Patients with asthma-COPD overlap syndrome (ACOS) are closer to chronic obstructive pulmonary disease (COPD) based on mitochondria dysfunction, according to a recent study titled “Analysis of mitochondrial DNA alteration in new phenotype ACOS,” published in the open access journal BMC Pulmonary Medicine.

Mitochondria are organelles within our cells responsible for the generation of energy for the body. Mitochondria are also involved in cell proliferation, apoptosis (cell death), and intracellular calcium homeostasis. Importantly, mitochondria contain their own DNA (mtDNA), which is especially susceptible to damage inflicted by reactive oxygen species.

Mitochondria oxidation and damage to mtDNA was previously reported as a common feature in the development of several lung diseases, including obstructive lung diseases, asthma, and COPD. It is still unknown whether mtDNA damage also occurs in ACOS.
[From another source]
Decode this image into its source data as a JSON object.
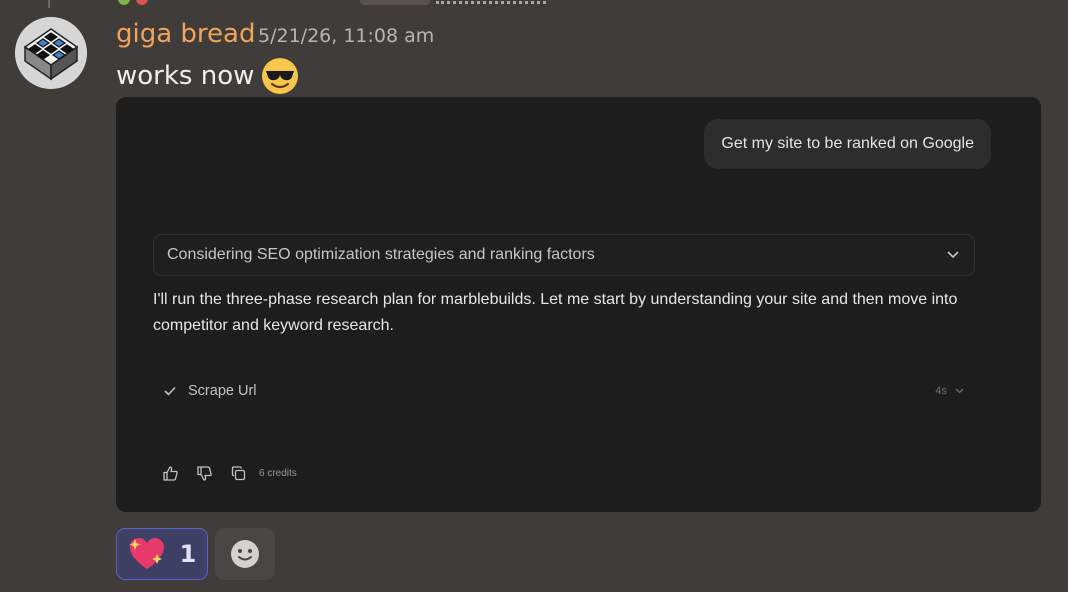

A team of researchers tackled this question and analyzed ACOS patients with confirmed diagnosis according to two international guidelines for ACOS, the Spanish one and the Global Initiative for Asthma (GINA)/Global Initiative for Chronic Obstructive Lung Disease (GOLD) guidelines. In total, 10 ACOS patients (according to Spanish guidelines), 13 ACOS patients (according to GINA/GOLD guidelines), 13 patients with COPD, 14 asthmatic patients, and 10 healthy controls were assessed. The team collected participants’ blood, induced sputum, and exhaled nitric oxide. MtDNA and nuclear DNA (nDNA) were quantified from participants’ blood cells.
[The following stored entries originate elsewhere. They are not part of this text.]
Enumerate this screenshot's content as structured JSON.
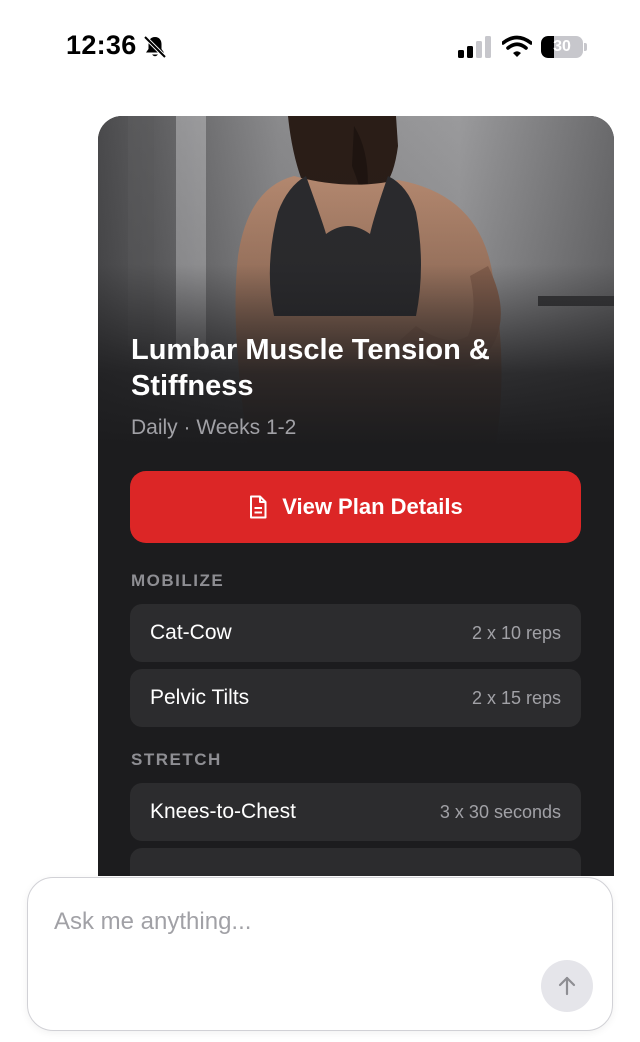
{
  "status_bar": {
    "time": "12:36",
    "battery_level": "30",
    "battery_fraction": 0.3,
    "icons": [
      "bell-slash-icon",
      "signal-icon",
      "wifi-icon",
      "battery-icon"
    ]
  },
  "plan": {
    "title": "Lumbar Muscle Tension & Stiffness",
    "subtitle": "Daily · Weeks 1-2",
    "button_label": "View Plan Details",
    "button_icon": "document-icon",
    "accent_color": "#dc2626",
    "sections": [
      {
        "label": "MOBILIZE",
        "exercises": [
          {
            "name": "Cat-Cow",
            "dose": "2 x 10 reps"
          },
          {
            "name": "Pelvic Tilts",
            "dose": "2 x 15 reps"
          }
        ]
      },
      {
        "label": "STRETCH",
        "exercises": [
          {
            "name": "Knees-to-Chest",
            "dose": "3 x 30 seconds"
          }
        ]
      }
    ]
  },
  "chat": {
    "placeholder": "Ask me anything...",
    "send_icon": "arrow-up-icon"
  }
}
Researchers observed that ACOS patients exhibited an increase in mtDNA/nDNA ratio, with patients evaluated according to the Spanish guidelines showing a higher value of mtDNA/nDNA, when compared to ACOS patients from GINA/GOLD guidelines (specifically, a ratio of 92.69 versus 80.68, respectively). Continuing the differential analysis of ACOS according to the two sets of guidelines, the team noted that ACOS patients were similar to the asthma group but different from COPD. Those diagnosed by the Spanish guidelines had the reverse association, being significantly different from asthma and closer to COPD.
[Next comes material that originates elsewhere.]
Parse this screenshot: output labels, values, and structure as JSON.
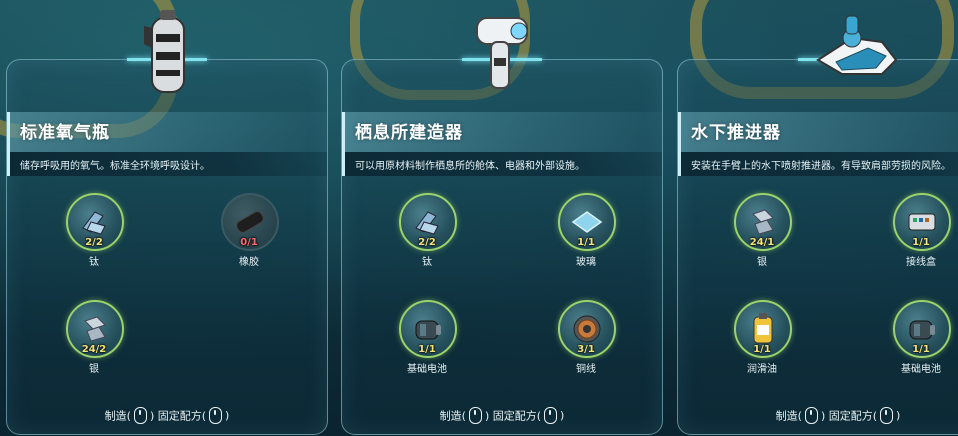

In conclusion, researchers reported for the first time that ACOS patients are also characterized by mitochondria dysfunction, as they exhibit an increased mtDNA/nDNA ratio. Moreover, the team suggested that ACOS is a phenotype of COPD, since the increased mtDNA/nDNA ratio in these patients is close to COPD (according to ACOS Spanish guidelines) in detriment of ACOS as a new different entity among asthma and COPD. Future studies are required to further characterize ACOS.